14.7.09

Travel and Learning

While travelling through England, Ireland and Scotland the past two weeks, I had a lot of time to reflect on the historical density that seems to be part of the European experience. It isn't that other places lack such historical density, but rather that our/my particular prejudices and cultural legacy reflected in my education has predisposed me to notice things that I've studied in books, heard talked about in lectures and discussed with friends and colleagues.

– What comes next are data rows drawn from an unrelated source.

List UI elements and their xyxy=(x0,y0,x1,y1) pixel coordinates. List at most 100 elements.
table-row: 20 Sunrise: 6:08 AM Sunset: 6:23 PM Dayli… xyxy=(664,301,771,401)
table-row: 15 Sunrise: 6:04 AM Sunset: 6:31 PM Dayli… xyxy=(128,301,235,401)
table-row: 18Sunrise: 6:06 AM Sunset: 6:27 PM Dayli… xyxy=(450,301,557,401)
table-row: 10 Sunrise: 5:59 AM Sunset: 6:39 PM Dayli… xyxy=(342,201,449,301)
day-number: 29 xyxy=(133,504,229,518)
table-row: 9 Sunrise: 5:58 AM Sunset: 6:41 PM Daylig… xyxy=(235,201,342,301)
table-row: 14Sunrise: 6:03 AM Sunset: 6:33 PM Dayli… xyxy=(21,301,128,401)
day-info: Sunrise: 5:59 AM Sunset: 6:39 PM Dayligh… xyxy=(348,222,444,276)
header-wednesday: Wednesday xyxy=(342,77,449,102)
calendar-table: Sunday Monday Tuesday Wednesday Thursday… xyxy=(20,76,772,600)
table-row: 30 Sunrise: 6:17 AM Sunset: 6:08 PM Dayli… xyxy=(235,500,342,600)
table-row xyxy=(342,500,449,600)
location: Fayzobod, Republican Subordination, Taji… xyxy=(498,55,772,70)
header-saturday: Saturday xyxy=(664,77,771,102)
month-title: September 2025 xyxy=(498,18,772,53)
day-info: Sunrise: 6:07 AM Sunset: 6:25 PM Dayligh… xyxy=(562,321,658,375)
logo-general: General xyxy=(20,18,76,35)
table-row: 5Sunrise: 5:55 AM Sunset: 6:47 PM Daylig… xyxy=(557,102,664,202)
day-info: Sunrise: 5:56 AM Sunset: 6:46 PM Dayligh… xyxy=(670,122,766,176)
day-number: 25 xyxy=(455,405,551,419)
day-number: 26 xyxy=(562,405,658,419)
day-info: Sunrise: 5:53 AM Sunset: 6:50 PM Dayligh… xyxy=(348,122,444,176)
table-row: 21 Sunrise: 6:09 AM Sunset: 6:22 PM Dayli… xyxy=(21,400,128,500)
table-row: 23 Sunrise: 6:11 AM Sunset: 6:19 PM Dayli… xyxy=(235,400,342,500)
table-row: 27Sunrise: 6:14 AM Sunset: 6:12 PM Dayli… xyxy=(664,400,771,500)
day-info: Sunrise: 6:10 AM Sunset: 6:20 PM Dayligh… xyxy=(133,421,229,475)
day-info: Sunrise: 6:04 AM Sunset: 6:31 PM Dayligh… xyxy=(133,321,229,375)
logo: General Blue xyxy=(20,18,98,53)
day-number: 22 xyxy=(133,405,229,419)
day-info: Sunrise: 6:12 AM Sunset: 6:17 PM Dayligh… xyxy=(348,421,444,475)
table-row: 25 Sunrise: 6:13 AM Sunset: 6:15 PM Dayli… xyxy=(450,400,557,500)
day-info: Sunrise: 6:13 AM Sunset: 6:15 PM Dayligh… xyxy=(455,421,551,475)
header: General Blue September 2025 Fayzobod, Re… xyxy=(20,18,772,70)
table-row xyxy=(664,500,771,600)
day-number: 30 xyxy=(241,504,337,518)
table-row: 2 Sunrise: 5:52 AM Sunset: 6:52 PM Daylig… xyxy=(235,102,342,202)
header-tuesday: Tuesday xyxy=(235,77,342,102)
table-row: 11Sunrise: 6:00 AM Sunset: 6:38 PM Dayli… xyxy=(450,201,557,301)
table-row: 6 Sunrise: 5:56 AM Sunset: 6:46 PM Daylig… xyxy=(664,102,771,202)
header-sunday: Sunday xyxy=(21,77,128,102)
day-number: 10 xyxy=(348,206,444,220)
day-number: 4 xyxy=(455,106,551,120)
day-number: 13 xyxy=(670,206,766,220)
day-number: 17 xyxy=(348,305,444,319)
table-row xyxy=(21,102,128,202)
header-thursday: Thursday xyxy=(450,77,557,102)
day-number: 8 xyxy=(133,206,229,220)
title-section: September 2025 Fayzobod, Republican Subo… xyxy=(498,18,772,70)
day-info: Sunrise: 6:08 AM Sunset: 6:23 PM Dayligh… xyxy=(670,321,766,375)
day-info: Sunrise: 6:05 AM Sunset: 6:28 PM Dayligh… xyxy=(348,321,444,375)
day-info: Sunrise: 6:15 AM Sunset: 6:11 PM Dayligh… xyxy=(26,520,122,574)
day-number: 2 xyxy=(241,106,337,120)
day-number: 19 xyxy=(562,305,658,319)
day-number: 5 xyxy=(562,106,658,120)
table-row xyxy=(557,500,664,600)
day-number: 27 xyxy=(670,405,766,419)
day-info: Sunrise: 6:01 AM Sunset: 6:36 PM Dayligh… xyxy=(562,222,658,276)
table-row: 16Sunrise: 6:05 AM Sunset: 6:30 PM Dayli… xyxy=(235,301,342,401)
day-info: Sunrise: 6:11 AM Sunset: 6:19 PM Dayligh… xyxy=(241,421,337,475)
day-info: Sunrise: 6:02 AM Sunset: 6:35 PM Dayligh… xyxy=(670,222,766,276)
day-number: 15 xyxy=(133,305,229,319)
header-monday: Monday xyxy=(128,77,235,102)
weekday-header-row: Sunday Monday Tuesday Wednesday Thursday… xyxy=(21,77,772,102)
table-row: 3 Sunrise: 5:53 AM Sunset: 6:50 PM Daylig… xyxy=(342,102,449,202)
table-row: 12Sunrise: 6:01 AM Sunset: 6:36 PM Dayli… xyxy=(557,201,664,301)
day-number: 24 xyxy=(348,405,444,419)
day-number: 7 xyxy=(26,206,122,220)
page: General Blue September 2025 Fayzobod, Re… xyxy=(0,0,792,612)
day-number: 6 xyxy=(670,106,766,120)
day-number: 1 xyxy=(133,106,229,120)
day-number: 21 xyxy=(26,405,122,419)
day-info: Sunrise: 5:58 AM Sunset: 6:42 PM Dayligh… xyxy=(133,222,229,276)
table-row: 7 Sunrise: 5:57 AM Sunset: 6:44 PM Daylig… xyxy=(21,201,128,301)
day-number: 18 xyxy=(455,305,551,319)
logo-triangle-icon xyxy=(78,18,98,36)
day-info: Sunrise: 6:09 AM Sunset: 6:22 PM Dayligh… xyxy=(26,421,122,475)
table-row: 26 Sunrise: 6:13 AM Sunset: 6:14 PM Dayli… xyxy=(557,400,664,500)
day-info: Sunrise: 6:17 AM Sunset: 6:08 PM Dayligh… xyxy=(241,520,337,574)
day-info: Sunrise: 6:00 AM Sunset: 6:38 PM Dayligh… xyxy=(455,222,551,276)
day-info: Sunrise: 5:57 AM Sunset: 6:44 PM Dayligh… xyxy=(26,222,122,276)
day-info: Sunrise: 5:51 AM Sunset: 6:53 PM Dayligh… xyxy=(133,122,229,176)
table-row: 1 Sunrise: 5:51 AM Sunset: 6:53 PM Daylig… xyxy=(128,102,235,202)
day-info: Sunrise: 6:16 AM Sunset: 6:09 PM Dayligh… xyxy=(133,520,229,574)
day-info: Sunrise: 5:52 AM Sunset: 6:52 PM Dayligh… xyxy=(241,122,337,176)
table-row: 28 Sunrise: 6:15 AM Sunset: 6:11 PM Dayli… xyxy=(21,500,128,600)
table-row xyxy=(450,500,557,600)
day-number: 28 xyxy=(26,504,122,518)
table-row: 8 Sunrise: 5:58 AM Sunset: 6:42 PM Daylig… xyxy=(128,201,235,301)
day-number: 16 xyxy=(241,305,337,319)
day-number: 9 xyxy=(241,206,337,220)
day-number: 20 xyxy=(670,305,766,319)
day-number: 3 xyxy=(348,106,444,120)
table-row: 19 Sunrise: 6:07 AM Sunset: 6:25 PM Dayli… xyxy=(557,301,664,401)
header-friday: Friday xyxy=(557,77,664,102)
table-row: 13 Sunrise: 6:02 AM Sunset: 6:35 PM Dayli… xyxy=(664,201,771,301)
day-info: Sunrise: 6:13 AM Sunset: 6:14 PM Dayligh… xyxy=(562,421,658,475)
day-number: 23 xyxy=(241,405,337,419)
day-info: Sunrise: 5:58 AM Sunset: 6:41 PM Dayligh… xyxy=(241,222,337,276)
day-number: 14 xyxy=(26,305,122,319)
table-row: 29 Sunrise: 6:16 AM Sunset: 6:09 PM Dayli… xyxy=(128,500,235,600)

Having written academically on 5th-7th century Ireland, it was particularly compelling to see and even pick up artifacts at the British Museum from this era and to see in tangible forms what I had mostly encountered through words or pictures. Holding a stone axe head or a small carved figurine somehow folded time in a way that erased a strictly linear accounting of passing years. Later, while touring Edinburgh Castle, I was fortunate enough to be able to weild a claymore, something that wasn't on any official bucket list but which, when opportunity presented itself, seemed like something I'd always wanted to do. Artifacts fire the imagination. The more we know about what surrounds those artifacts, the richer the imaginative ponderings. I was also struck by the reasonable cost of galleries and museums in the UK - usually free. The only barrier to visiting and taking part in the mezmerizing collections is personal initiative. I like that.

1 comment:

Anonymous said...

haha I enjoyed that picture : ) Very Nice.